実際に体験してみると、確かに、同じ深さでもドアの開き方が全然違います! スライドドアはビクともしませんでした・・・。思い込みって怖いものです。
でも! 万が一、スライド式から脱出しないといけないという時、ちょっとしたコツがあるんです。
水の圧力は深部にいくほど大きくなるので、コツは、下部分に(足などで)力を加えながらドアを開けること。こんなちょっとしたコツも、知っていると、とっさの時に身を守る方法となりますよね。

また、万が一浸水し始めた時は、できるだけ早めに窓を開けておき、ドアが全く開かない場合は窓から出るのも脱出方法の一つです。

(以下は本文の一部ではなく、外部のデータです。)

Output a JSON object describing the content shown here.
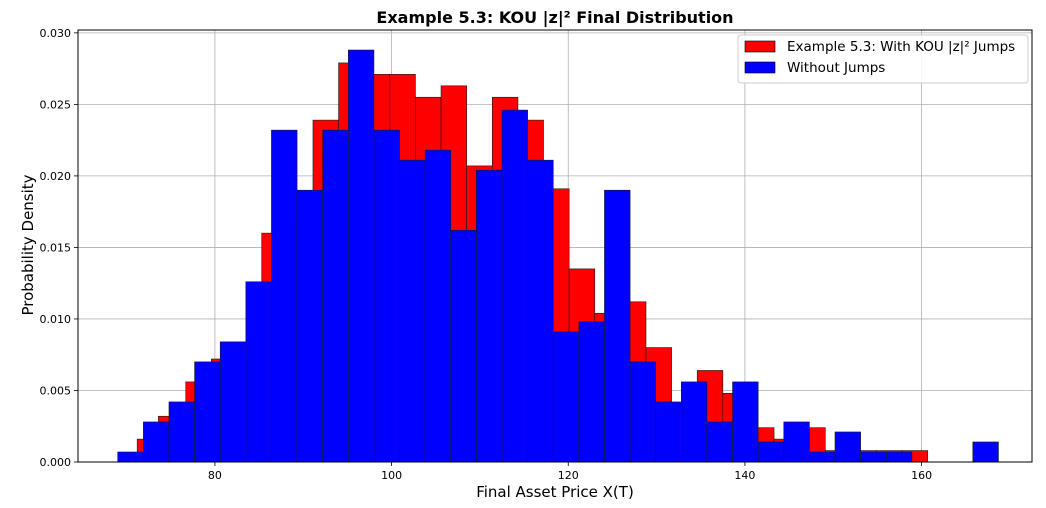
{
  "chart_data": {
    "type": "bar",
    "title": "Example 5.3: KOU |z|² Final Distribution",
    "xlabel": "Final Asset Price X(T)",
    "ylabel": "Probability Density",
    "xlim": [
      64.5,
      172.5
    ],
    "ylim": [
      0,
      0.0302
    ],
    "xticks": [
      80,
      100,
      120,
      140,
      160
    ],
    "yticks": [
      "0.000",
      "0.005",
      "0.010",
      "0.015",
      "0.020",
      "0.025",
      "0.030"
    ],
    "grid": true,
    "legend_position": "top-right",
    "series": [
      {
        "name": "Example 5.3: With KOU |z|² Jumps",
        "color": "#ff0000",
        "bin_width": 2.9,
        "bins": [
          [
            71.2,
            0.0016
          ],
          [
            73.6,
            0.0032
          ],
          [
            76.7,
            0.0056
          ],
          [
            79.6,
            0.0072
          ],
          [
            82.4,
            0.0072
          ],
          [
            85.3,
            0.016
          ],
          [
            88.2,
            0.0176
          ],
          [
            91.1,
            0.0239
          ],
          [
            94.0,
            0.0279
          ],
          [
            96.9,
            0.0271
          ],
          [
            99.8,
            0.0271
          ],
          [
            102.7,
            0.0255
          ],
          [
            105.6,
            0.0263
          ],
          [
            108.5,
            0.0207
          ],
          [
            111.4,
            0.0255
          ],
          [
            114.3,
            0.0239
          ],
          [
            117.2,
            0.0191
          ],
          [
            120.1,
            0.0135
          ],
          [
            123.0,
            0.0104
          ],
          [
            125.9,
            0.0112
          ],
          [
            128.8,
            0.008
          ],
          [
            131.7,
            0.004
          ],
          [
            134.6,
            0.0064
          ],
          [
            137.5,
            0.0048
          ],
          [
            140.4,
            0.0024
          ],
          [
            143.3,
            0.0016
          ],
          [
            146.2,
            0.0024
          ],
          [
            149.1,
            0.0008
          ],
          [
            152.0,
            0.0008
          ],
          [
            154.9,
            0.0008
          ],
          [
            157.8,
            0.0008
          ]
        ]
      },
      {
        "name": "Without Jumps",
        "color": "#0000ff",
        "bin_width": 2.9,
        "bins": [
          [
            69.0,
            0.0007
          ],
          [
            71.9,
            0.0028
          ],
          [
            74.8,
            0.0042
          ],
          [
            77.7,
            0.007
          ],
          [
            80.6,
            0.0084
          ],
          [
            83.5,
            0.0126
          ],
          [
            86.4,
            0.0232
          ],
          [
            89.3,
            0.019
          ],
          [
            92.2,
            0.0232
          ],
          [
            95.1,
            0.0288
          ],
          [
            98.0,
            0.0232
          ],
          [
            100.9,
            0.0211
          ],
          [
            103.8,
            0.0218
          ],
          [
            106.7,
            0.0162
          ],
          [
            109.6,
            0.0204
          ],
          [
            112.5,
            0.0246
          ],
          [
            115.4,
            0.0211
          ],
          [
            118.3,
            0.0091
          ],
          [
            121.2,
            0.0098
          ],
          [
            124.1,
            0.019
          ],
          [
            127.0,
            0.007
          ],
          [
            129.9,
            0.0042
          ],
          [
            132.8,
            0.0056
          ],
          [
            135.7,
            0.0028
          ],
          [
            138.6,
            0.0056
          ],
          [
            141.5,
            0.0014
          ],
          [
            144.4,
            0.0028
          ],
          [
            147.3,
            0.0007
          ],
          [
            150.2,
            0.0021
          ],
          [
            153.1,
            0.0007
          ],
          [
            156.0,
            0.0007
          ],
          [
            165.8,
            0.0014
          ]
        ]
      }
    ]
  }
}
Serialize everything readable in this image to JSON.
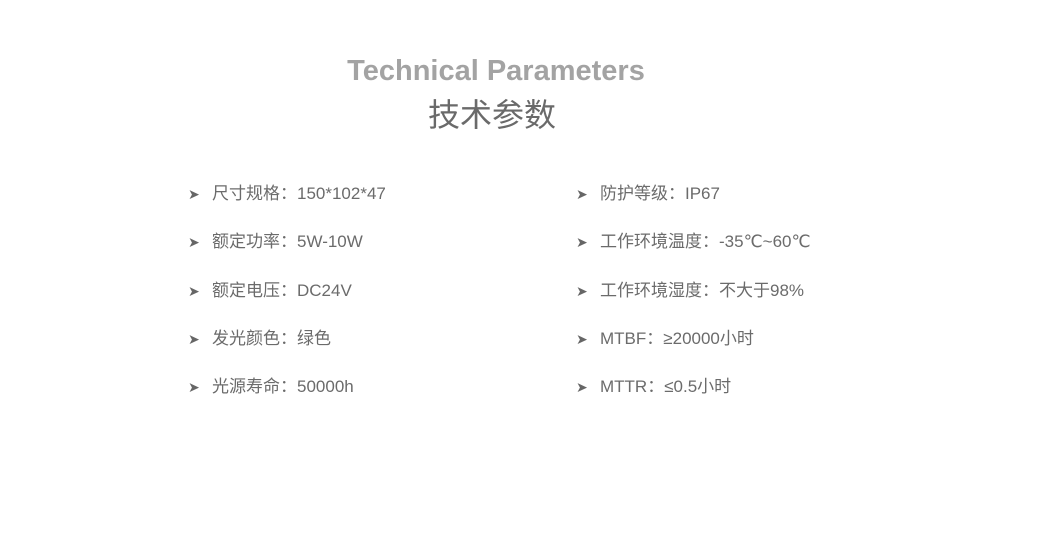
{
  "title_en": "Technical Parameters",
  "title_cn": "技术参数",
  "left": [
    {
      "label": "尺寸规格",
      "value": "150*102*47"
    },
    {
      "label": "额定功率",
      "value": "5W-10W"
    },
    {
      "label": "额定电压",
      "value": "DC24V"
    },
    {
      "label": "发光颜色",
      "value": "绿色"
    },
    {
      "label": "光源寿命",
      "value": "50000h"
    }
  ],
  "right": [
    {
      "label": "防护等级",
      "value": "IP67"
    },
    {
      "label": "工作环境温度",
      "value": "-35℃~60℃"
    },
    {
      "label": "工作环境湿度",
      "value": "不大于98%"
    },
    {
      "label": "MTBF",
      "value": "≥20000小时"
    },
    {
      "label": "MTTR",
      "value": "≤0.5小时"
    }
  ],
  "separator": "：",
  "bullet_icon": "arrowhead-bullet-icon"
}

  • 水を入れて、浸水状態をつくります。今回は40cmまで。
  • この程度の深さで?と半信半疑で挑んだ広報B。思った以上の水圧の力に驚きつつ、運転席のドアはなんとか開けられました。
  • 決してきばっているわけではありません・・・。これでも、スライドドアをこじ開けようと渾身の力で挑んでおります。しかしビクともせず。
  • 続いてモデルは職員の加茂さん。右手に浮き上がった手の筋、見えますか? これだけ力を加えても、結局開きませんでした・・・。恐るべし水圧の威力!
\ 防災マスター 川池先生の「ここがポイント!」/
毎年全国各地で、道路が低くなっていて冠水しているところに車で侵入してしまって、身動きが取れなくなってしまい、最悪の場合、溺れて亡くなってしまう事故が起こっています。鉄道や道路の下をくぐる部分(アンダーパス)など、水がたまりやすい箇所にはそのような危険が潜んでいることも知っておいていただきたいと思います。車だからと安心せず、そういうところには絶対に近づかないようにしてください!

【津波再現装置】

「もし、大津波が発生したら・・・?!」

「津波再現装置」は、
再現装置の水槽が、長さが45m、幅4m、水深80cmと巨大なものです。「ピストン型津波造波装置」と「ポンプを用いた流れ発生装置」、そして「落下式津波発生装置」の三つを組みあわせることでさまざまな津波が再現できます。

そう!体験しました!
今回は特別に、実際に装置を稼働してもらいました。
大きなサイレンが鳴り響くと、しばしの静寂の後でゆっくりと波がやってきます。地鳴りのような波動を感じるのがわかります。目の前の水槽の中を波が過ぎていく時は、さほど大きな波ではないと思いきや・・・、波が砕けるときの「どーん」という音、その後に造られる波は思いのほか大きく、それだけで恐怖感が生まれました。
この装置でさまざまな波を再現することで、津波防波堤の設計や、数値シミュレーションなどの研究に繋げることができます。

  • 側面から見る装置
  • ゲートの急開で水塊を落下させる落下式津波発生装置
防災マスター 川池先生からのメッセージ
豪雨時に人が亡くなるのは、昨年の広島であったような土砂災害や、水路に誤って転落して流されたという場合が多くを占めています。特に後者の場合は、幅が1m程度の信じられないぐらい小さな水路であっても、豪雨時には簡単に大人の人間を流してしまうほどの水流になります。豪雨時に、かけがえのない命を守るためには、小さな水路周辺、アンダーパス、地下空間・地下室など、自分の周囲ではこういうことも起こりうるのだという想像力を広げておくことが重要です。そのためにも、この宇治川オープンラボラトリーで、実スケールで体験をしておくことの意義は決して小さくないと思います。

取材を終えて

自然災害大国といわれる日本。いつ・どこで災害が発生しても不思議ではありません。そんな災害のリスクや被害をできる限り少なくするために、最新技術を使って研究する宇治川オープンラボラトリーの活動は
本当に心強い!私たちはいざ災害に遭遇した時、冷静に対応するのは難しいのが実情。しかし、疑似体験をして具体的なイメージをもっておくことで、とっさの対応に活きてくるかもしれません。この記事をきっかけに防災の意識をもってもらえたなら、情報を発信する者としてこんな嬉しいことはありません。